His #2 Rule: Don’t Forget Rule #1!
It’s a very unique investment philosophy that virtually no one else on Wall Street follows. It’s derived from an understanding of math. If your investments go down by 40%, you will need a total 66.667% increase just to get back to where you started.
The same mathematical result occurs, whether the loss is due to a stock market crash or income taxes. If one earns $500,000 in year one and it is taxed as ordinary income at a 40% tax rate, then there’s a $200,000 loss to taxes. One would then have $300,000 left.
In year two, one would hope for a $200,000 gain in order to get back to $500,000. However, if this $200,000 gain is again taxed at a 40% rate, there would be $80,000 of taxes and one would only have the $300,000 principal at the end of year one plus the $120,000 net-after-tax-gain, or $420,000 at the end of year two.

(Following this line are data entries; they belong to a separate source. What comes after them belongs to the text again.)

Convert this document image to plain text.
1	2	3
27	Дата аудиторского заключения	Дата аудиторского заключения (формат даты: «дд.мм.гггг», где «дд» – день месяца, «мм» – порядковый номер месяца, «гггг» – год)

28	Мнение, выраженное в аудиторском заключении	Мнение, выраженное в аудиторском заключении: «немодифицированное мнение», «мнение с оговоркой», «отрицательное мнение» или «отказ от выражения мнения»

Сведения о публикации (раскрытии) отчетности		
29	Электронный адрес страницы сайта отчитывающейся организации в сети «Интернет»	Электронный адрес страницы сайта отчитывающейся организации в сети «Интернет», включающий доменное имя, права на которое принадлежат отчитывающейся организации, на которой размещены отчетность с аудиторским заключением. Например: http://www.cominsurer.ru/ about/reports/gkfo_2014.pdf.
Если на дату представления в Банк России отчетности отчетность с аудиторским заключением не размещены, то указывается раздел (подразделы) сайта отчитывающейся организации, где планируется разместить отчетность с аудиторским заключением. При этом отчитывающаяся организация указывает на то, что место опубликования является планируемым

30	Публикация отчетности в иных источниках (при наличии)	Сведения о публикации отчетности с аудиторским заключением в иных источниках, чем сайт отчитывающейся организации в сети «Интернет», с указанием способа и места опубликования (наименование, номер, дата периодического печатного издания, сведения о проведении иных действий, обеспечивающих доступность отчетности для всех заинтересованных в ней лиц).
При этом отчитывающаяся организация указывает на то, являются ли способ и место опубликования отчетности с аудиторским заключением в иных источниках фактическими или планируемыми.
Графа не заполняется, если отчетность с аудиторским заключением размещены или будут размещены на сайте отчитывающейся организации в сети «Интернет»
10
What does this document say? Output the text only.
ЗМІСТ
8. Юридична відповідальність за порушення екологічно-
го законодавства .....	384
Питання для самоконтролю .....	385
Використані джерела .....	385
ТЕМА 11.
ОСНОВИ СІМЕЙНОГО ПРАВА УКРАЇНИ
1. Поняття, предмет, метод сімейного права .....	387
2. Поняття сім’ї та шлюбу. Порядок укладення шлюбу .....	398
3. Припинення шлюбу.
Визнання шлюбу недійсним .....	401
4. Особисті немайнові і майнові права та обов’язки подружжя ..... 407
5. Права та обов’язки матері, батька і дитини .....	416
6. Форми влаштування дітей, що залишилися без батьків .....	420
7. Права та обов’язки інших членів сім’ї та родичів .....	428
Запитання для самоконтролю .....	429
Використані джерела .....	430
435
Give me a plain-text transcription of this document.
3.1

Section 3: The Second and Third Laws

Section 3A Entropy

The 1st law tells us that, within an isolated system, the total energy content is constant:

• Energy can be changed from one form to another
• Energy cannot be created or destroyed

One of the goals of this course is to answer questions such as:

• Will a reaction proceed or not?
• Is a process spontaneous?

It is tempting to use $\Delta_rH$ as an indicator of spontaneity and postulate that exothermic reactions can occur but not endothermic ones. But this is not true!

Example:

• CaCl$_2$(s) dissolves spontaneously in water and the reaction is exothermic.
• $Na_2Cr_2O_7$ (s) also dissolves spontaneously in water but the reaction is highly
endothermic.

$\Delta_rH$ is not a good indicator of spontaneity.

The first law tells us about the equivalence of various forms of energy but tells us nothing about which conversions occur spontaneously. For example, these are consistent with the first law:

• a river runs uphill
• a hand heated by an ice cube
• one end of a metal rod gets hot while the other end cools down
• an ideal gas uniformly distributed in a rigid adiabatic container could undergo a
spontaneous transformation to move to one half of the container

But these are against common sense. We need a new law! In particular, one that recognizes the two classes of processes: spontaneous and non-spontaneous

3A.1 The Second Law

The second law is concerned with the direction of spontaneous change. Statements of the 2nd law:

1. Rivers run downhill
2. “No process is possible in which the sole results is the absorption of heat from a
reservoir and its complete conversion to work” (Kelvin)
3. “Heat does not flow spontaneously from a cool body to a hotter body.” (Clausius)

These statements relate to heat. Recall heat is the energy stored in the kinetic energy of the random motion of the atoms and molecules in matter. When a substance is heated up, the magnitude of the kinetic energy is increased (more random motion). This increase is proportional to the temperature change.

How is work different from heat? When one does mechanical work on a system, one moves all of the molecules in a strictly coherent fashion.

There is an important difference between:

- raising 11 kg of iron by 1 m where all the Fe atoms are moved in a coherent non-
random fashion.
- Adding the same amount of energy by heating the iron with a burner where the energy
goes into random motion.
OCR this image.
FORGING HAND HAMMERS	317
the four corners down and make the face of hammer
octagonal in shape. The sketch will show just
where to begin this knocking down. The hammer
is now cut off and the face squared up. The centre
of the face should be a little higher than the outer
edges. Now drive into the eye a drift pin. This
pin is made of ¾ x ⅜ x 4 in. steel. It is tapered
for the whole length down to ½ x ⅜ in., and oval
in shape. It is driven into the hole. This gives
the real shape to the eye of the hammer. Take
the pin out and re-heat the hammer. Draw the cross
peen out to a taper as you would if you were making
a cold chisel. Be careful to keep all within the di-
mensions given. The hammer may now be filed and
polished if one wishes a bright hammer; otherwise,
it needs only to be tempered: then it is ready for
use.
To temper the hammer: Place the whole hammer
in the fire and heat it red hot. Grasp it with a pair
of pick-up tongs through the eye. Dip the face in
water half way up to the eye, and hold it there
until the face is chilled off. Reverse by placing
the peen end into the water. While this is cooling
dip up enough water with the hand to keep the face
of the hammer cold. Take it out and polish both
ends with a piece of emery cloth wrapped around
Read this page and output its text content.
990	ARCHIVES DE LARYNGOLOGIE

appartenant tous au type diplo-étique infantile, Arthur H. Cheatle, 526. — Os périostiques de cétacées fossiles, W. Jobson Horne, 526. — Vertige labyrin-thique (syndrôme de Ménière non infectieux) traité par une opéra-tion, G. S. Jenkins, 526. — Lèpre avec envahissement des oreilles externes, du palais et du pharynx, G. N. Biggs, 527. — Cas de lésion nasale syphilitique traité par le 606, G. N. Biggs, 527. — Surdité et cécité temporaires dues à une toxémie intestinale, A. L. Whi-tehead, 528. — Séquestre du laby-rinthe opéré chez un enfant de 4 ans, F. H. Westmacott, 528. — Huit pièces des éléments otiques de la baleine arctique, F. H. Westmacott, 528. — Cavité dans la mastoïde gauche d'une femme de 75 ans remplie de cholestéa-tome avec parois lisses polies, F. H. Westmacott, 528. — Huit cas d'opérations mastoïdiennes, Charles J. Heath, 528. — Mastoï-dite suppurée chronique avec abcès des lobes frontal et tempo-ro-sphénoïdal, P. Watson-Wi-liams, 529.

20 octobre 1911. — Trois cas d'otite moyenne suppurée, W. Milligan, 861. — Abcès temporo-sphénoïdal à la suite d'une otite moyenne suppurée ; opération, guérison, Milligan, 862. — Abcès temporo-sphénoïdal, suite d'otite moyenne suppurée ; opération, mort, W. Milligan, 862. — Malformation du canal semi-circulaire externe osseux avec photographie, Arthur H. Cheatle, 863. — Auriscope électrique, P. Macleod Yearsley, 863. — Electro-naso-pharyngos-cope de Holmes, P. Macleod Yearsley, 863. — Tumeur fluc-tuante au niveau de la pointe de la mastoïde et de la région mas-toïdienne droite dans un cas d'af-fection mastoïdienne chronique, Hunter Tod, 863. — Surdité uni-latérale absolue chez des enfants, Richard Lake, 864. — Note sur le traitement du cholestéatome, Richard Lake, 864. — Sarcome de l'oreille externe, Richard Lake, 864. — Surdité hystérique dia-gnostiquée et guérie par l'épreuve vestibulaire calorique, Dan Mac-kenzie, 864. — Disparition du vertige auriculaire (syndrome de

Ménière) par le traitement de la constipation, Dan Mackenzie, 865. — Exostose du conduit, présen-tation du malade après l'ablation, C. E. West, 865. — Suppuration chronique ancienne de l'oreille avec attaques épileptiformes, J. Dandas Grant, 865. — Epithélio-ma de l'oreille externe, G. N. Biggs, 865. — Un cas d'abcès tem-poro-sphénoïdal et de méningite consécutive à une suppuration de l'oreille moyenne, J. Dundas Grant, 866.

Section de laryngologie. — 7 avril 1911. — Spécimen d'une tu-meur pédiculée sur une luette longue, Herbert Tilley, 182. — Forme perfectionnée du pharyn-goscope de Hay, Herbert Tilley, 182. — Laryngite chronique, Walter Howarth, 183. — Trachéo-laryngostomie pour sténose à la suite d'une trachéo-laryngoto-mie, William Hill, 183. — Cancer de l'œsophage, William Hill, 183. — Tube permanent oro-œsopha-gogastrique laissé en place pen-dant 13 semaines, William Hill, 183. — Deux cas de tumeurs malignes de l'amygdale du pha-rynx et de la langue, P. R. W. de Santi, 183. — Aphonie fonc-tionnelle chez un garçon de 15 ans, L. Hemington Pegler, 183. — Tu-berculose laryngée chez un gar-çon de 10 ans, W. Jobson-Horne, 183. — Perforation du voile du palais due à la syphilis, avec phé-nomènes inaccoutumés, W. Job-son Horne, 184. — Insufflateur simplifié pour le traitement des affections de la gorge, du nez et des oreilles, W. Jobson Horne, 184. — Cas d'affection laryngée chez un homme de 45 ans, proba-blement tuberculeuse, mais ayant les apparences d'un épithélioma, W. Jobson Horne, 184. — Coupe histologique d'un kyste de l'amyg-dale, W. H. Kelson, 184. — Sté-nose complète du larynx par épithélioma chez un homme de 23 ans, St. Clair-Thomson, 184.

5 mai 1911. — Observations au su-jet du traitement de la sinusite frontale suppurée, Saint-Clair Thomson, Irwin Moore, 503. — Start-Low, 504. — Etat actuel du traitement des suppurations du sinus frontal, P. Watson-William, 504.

One would actually need to have a $333,333.33 gain in year two (a whopping 111% gain), less the 40% tax of $133,333.33 to net a $200,000 gain. Now, we would be back to $500,000 at the end of year two, which is where we started at the beginning of year one.
Buffett understands the incredible reduction in net wealth if taxes eat away your gains. As a result, he uses advanced tax planning in order to sell $billions of assets with little or no tax. In fact, he says that it’s unfair that he pays a lower rate of tax than his long-time secretary. During one year, Buffett paid a 17.4% average rate of tax, compared to the 33.0% that his secretary paid.
Buffett would love the Roth IRA conversion strategy. All tax-deferred retirement accounts, whether it is the IRA, 401(k), 403(b), or 457 plan, allow one to deduct contributions; let the earnings grow tax-deferred; and then only be taxed when distributions are taken. There is no capital gains taxation and all taxation of withdrawals is ordinary income. Example of a $100,000 Roth IRA conversion: one converts $100,000 of any tax-deferred account to a Roth IRA and this creates $100,000 of taxable income in the year of conversion. It’s not an extra tax as money in a tax-deferred retirement account is always taxed when withdrawn.
However, with the money now in a Roth IRA, there is no taxation if two rules are followed: you do not withdraw money until at least age 59.5 and you wait at least 5 years from the time your first Roth IRA was established. Now, there is NO taxation on your earnings, no matter how much you earn, for up to three generations.
You want to pay the Roth IRA conversion tax with money NOT inside the IRA, 401(k), 403(b), or 457 plan, because you want all $100,000 to enter the Holy Grail of tax planning, the Roth IRA. If you earned $1 million or $10 million inside the Roth IRA, there is NO taxation, period.
There are many advanced IRA strategies, involving the Roth and Multi-Generational IRA. If you learn them, amazing things can occur for your family.